Bluntly, I think that there's very little in common between the two games aside from format.
I feel like I'd enjoy this game more if it was called Brothers or Road Trip.
Edited by CharlesPhipps on Sep 6th 2019 at 1:50:27 AM
The lack of a supporting cast is also a huge negative. In Life is Strange 1, we had the fantastic relationship to Chloe, but also side characters like Kate, Warren, the other Blackwell students, and Chloe's problematic family. Even the more villainous characters like Nathan and David were interesting so much in that I hated or at least disliked them. Max and Chloe had consistent relationships to other characters.
The characters in Life is Strange 2 all disappear right after we start learning about them. No one aside from Sean and Daniel are developed, and it is hard to form attachments to the story because of it.
I had a similar problem with The Walking Dead: Season Two. It'd dedicate an episode to developing a character, and then kill them at the end. And introduce new characters rather than develop the ones it had.

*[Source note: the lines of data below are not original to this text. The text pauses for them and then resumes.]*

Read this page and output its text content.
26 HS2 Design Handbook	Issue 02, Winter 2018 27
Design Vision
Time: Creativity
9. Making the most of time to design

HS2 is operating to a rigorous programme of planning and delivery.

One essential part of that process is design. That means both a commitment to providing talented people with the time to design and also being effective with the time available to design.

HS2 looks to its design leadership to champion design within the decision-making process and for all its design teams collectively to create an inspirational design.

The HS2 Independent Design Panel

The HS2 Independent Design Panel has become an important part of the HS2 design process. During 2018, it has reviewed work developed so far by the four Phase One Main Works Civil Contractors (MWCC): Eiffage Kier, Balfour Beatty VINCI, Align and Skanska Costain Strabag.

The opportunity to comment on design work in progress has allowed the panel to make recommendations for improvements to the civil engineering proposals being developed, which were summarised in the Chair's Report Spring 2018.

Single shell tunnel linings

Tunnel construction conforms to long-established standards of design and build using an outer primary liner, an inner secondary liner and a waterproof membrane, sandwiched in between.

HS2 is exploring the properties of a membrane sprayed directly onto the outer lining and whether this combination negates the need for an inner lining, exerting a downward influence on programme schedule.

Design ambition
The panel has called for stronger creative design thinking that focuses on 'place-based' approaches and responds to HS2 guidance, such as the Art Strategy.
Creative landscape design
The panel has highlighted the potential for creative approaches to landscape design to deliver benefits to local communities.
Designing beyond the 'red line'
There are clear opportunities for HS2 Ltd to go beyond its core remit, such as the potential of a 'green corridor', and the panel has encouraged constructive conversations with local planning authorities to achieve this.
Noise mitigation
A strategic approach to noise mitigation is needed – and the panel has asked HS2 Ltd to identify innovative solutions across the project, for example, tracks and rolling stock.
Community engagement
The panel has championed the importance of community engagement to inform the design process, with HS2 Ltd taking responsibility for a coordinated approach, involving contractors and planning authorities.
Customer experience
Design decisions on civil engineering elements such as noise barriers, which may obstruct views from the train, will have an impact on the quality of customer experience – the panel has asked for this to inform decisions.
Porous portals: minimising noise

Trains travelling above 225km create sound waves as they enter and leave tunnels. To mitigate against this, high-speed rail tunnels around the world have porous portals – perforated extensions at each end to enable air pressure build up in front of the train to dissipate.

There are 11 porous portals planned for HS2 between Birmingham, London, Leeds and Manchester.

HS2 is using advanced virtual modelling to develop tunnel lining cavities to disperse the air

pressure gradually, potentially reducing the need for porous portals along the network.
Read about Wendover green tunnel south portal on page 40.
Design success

Edited by SilentColossus on Sep 6th 2019 at 2:30:22 AM
I do find that a valid criticism, but personally I don't mind the rotating side-characters. They all have their place, don't overstay their welcome, and progress the brother's character development. My issue is that the story feels like a Random Events Plot, with every episode having lose connections to what's supposed to be the actual narrative.
Edited by VeryMelon on Sep 6th 2019 at 3:56:30 AM
Yeah, I agree with all of the above. The new location and new characters every episode is a big part of what's killing it. Not only are the side characters not given time to develop, unlike in season one they're usually nothing more than what they appear to be. Characters in season one often appeared to be conforming to some stereotype or trope, but when you get to dig deeper you find out more about why they are the way they are, and that there's more to them than just the archetype. There's none of that in season two.
And I hadn't really realised this, but yeah, there's no mystery. Daniel's powers don't even seem to have much plot relevance.
Thread hop. There's a big sale for LiS 2 on Steam, but I'm seeing lots of mixed reviews. How does this compare to the first game?
I should also note that I still haven't finished Captain Spirit. I saw an abusive parent and kinda ran away.
I'm enjoying it but I'm also watching a let's play rather than playing it myself. That said, if your favorite thing is the mystery/plot season one is better. If you're in it for the characters I'd probably say they're about equal though season one has a more stable cast so if that matters to you it's probably better in that aspect as well.
Captain Spirit is a glorified demo for the updated engine Life is Strange 2 uses, and nothing from it is plot relevant. Including the abusive dad, whose abuse is never followed up on.